Tooling Docker Setup


Our various track tooling are deployed as Docker images.

Each piece of tooling requires a Dockerfile, which specifies how the machine is built. It should live at the root directory of your repository and should be called Dockerfile.

The Dockerfile should create the minimal image needed for the tooling to function correctly and speedily.

The Dockerfile should produce an image with as a small a size as possible while maximizing (and prioritizing) performance. Applying the official Dockerfile best practices can help to create a minimal image.

Execution

Timeouts

Each tooling run has a ten-second window in which to execute. At the end of that period it will be timed out with a 408 error code.

Stdout/stderr

A tooling run may produce up to a maximum of one-megabyte of stdout and stderr. If it produces more it will be killed with a 413 error code.

The contents of stdout and stderr from each run will be stored in files that can be viewed later.

You may write an results.out file to the output directory, which contains debugging information you want to later view.

Results

The results file may be no larger than 500 kilobytes (including any stack traces etc). If the file is larger than this, the tooling run will be killed with a 460 error code.

Configuration

Each solution gets 100% machine resources for a twenty second window.

After 20 seconds, the process is halted and reports as a time-out.

Configuration can be set in the tools.json file in the Tooling Invoker repository.

Network

Tools run without access to the internet. There are two different configurations you can use:

  1. none. This disables the networking device inside the container.
  2. internal. This adds a networking device inside the container but the network has no access to anything external.
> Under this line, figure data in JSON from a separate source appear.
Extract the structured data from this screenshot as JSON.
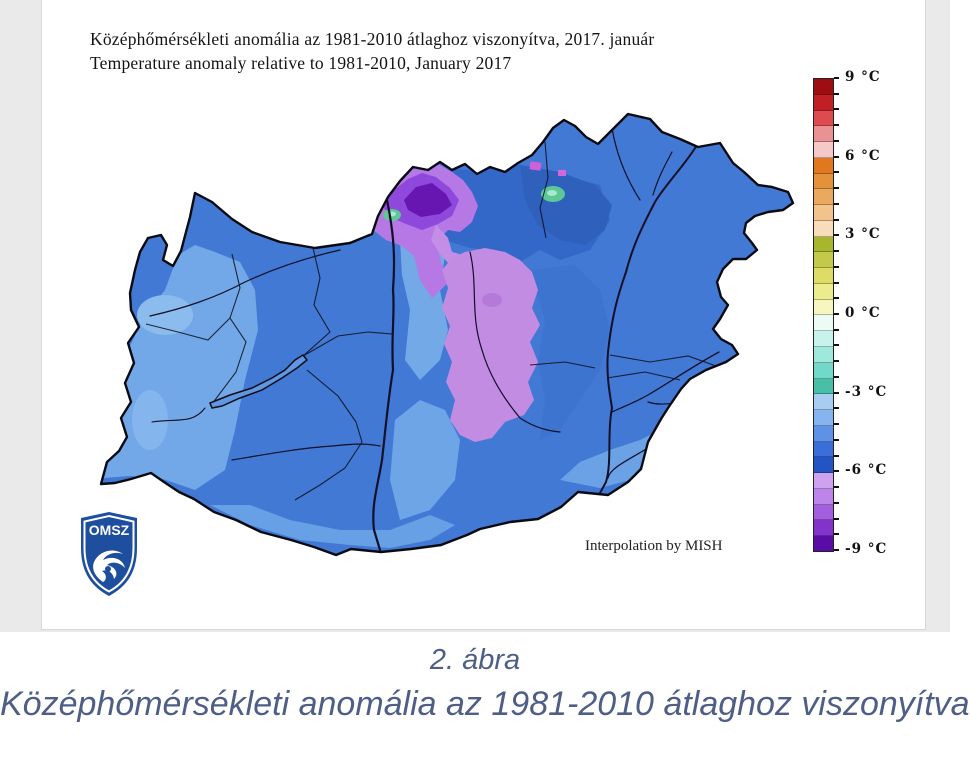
{
  "title": {
    "line1": "Középhőmérsékleti anomália az 1981-2010 átlaghoz viszonyítva, 2017. január",
    "line2": "Temperature anomaly relative to 1981-2010, January 2017"
  },
  "map": {
    "credit": "Interpolation by MISH",
    "logo_text": "OMSZ",
    "palette": {
      "base_blue": "#4279d4",
      "light_blue": "#6fa2e4",
      "lighter_blue": "#85b5ea",
      "dark_blue": "#2f62c2",
      "lavender_region": "#c28ce2",
      "violet_region": "#8f48dc",
      "dark_violet_core": "#6716b2",
      "magenta_specks": "#d05fd8",
      "mint_green_spots": "#5cc896",
      "border_lines": "#0d0d18",
      "logo_blue": "#1d4f9e"
    }
  },
  "colorbar": {
    "unit": "°C",
    "tick_labels": [
      "9 °C",
      "6 °C",
      "3 °C",
      "0 °C",
      "-3 °C",
      "-6 °C",
      "-9 °C"
    ],
    "tick_values": [
      9,
      6,
      3,
      0,
      -3,
      -6,
      -9
    ],
    "segment_colors": [
      "#9f0d12",
      "#c02025",
      "#dd4a50",
      "#ea9193",
      "#f6c9c9",
      "#e07820",
      "#e4913c",
      "#eaa95e",
      "#f2c38c",
      "#f9ddba",
      "#a8b62e",
      "#c3c94b",
      "#dcdc66",
      "#ecec8f",
      "#f8f6c0",
      "#edfbf6",
      "#c7f3ec",
      "#9fe8dc",
      "#72d8c8",
      "#49bfa8",
      "#a9cdf2",
      "#86b4ee",
      "#5f92e6",
      "#3a6ed8",
      "#2454c4",
      "#cfa2f0",
      "#bd85ea",
      "#a35fe0",
      "#8233cc",
      "#5a0ca6"
    ]
  },
  "caption": {
    "figure_label": "2. ábra",
    "text": "Középhőmérsékleti anomália az 1981-2010 átlaghoz viszonyítva"
  }
}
Different languages perform better/worse with different configurations (e.g. Ruby is 2x faster with none. Elixir is 12x faster with internal.
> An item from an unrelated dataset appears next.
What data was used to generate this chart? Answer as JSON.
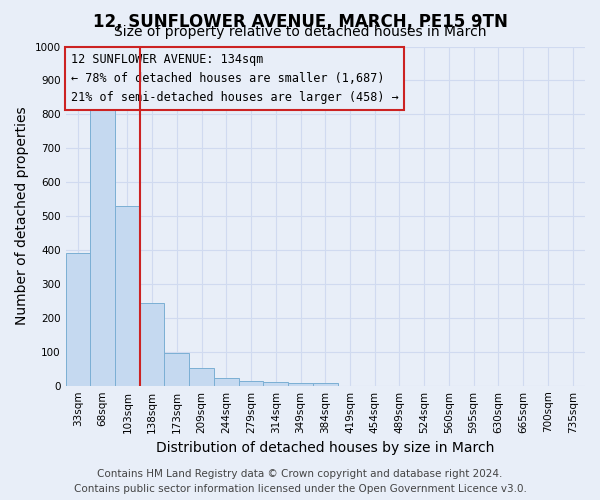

You can experiment locally by using the --network flag when running your docker. --network none is supported by default. To use the internal network, first run docker network create --internal internal to create the network, then use --network internal when running the container.

Memory

Languages can set the maximum memory they need to use to run their jobs. Setting this to be as low as possible means that we can run more jobs more quickly in parallel. It also means that people who try and abuse memory will not be able to succeed. Different languages need wildly different maximum memory usage. Benchmarking the execution of a docker run to establish the maximum memory it uses is advised and appreciated.

Memory should be specified using the number with suffix of b, k, m, g, to indicate bytes, kilobytes, megabytes, or gigabytes.

Running Docker locally

You can test the settings above using this command:

docker container run -v /path/to/job:/mnt/exercism-iteration --network none -m 1GB exercism/ruby-test-runner lasagna /mnt/exercism-iteration/ /mnt/exercism-iteration/

Editing a Dockerfile

All changes to Dockerfiles require a PR review from the @exercism/ops team, in order to avoid the introduction of security exploits.